Представления пациента о процессе и исходе лечения могут быть искажены приобретенной беспомощностью, которая меняет апперцепцию и экспектации субъекта. Любые попытки стимулировать его субъектность пациент может расценить как уход врача от ответственности либо расценить активность специалиста как нечто вредное либо неугодное его душевному состоянию. Пациент может иметь негативные ожидания об исходе лечения, о медицинских специалистах так как предыдущий опыт взаимодействия с таким персоналом мог оставить у него негативный опыт. Однако сама ситуация терапевтического взаимодействия подразумевает разумную самостоятельность и достаточную активность пациента вне зависимости от его субъективных установок в процессе лечения, а именно беспомощность создает преграды для осуществления эффективного взаимодействия, возможно создавая отношения зависимости, хронических заболеваний и даже депрессий.

В таком случае, приобретенную беспомощность можно рассматривать, в качестве той самой принудительной силы, меняющей интерпретации субъектом в сторону занижения его реальных возможностей, что особенно актуально в ситуации терапевтического взаимодействия. К тому же такие социальные факты как типы поведения или мышления не только находятся вне индивида, но и наделены принудительной силой, вследствие которой они навязываются ему независимо от его желания. Когда субъект добровольно соответствует свои поступки и деятельность с ними, он может не замечать их принуждающего влияния, но принуждение проявится тотчас же, как только субъект попытается сопротивляться.

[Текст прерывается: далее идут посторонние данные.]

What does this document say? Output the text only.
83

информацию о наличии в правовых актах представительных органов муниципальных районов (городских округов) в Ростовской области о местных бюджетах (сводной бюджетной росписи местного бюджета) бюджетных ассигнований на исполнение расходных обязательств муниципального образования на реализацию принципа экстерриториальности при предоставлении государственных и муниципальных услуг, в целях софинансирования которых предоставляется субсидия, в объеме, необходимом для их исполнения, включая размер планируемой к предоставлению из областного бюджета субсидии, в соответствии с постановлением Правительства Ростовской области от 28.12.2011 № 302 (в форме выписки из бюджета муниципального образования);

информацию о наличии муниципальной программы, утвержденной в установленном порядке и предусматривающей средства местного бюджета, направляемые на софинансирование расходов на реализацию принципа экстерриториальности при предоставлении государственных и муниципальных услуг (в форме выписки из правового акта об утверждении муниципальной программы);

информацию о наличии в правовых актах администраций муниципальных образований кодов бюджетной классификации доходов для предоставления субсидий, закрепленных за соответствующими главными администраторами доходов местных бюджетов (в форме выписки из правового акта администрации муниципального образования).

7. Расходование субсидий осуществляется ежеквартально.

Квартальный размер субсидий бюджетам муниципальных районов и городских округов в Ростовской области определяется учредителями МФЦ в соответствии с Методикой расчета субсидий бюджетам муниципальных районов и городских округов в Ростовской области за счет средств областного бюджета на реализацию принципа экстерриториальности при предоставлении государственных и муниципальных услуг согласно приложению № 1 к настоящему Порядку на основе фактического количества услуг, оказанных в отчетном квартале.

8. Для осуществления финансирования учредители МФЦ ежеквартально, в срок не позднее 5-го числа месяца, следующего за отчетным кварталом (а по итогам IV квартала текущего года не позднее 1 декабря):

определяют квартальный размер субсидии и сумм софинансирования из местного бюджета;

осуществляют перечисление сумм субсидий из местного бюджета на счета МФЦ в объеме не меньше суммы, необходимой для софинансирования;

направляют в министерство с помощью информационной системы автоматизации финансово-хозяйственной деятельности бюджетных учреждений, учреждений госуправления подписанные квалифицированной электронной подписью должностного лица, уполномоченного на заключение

Термин беспомощности в её понимании в рамках психологической науки был предложен М. Селигманом для обозначения того факта, что беспомощность уже является приобретенным состоянием под воздействием факторов (в том числе и социальных) внешней среды. Он указывает на три ведущих источника формирования беспомощности:

1. опыт переживания неблагоприятных событий, т.е. отсутствие возможности контролировать события собственной жизни; при этом приобретенный в одной ситуации отрицательный опыт начинает переноситься и на другие ситуации, когда возможность контроля реально существует. К неконтролируемым событиям Селигман относил обиды, наносимые родителями (можно добавить – и учителями и воспитателями детских учреждений), смерть любимого человека и животного, серьезную болезнь, развод родителей или скандалы, потерю работы;

2. опыт наблюдения беспомощных людей (например, телевизионные сюжеты о беззащитных жертвах);

3. отсутствие самостоятельности в детстве, готовность родителей все делать вместо ребенка [9].

Интерпретируя всё это сквозь призму социологического знания, можно сделать вывод о том, что беспомощность усваивается индивидом в процессе социализации, в рамках социокультурных связей.

Таким образом, поскольку беспомощность приобретается индивидом в процессе деятельности и в рамках социокультурных связей, а через усвоение аттитюдов происходит социализация, можно сделать вывод о том, что обладая возможностью распространяться от индивида к индивиду, обладая принудительной властью по отношению к индивиду, определяя его ожидания, представления, верования и тд., приобретенная беспомощность как социальный факт в рамках концепции феноменологической социологии представляет собой состояние сознания индивида, или негативный аттитюд (программу), усваиваемый в процессе социализации и проявляющийся в поведении особыми символами – вербальными, поведенческими, интеллектуальными и эмоциональными маркерами.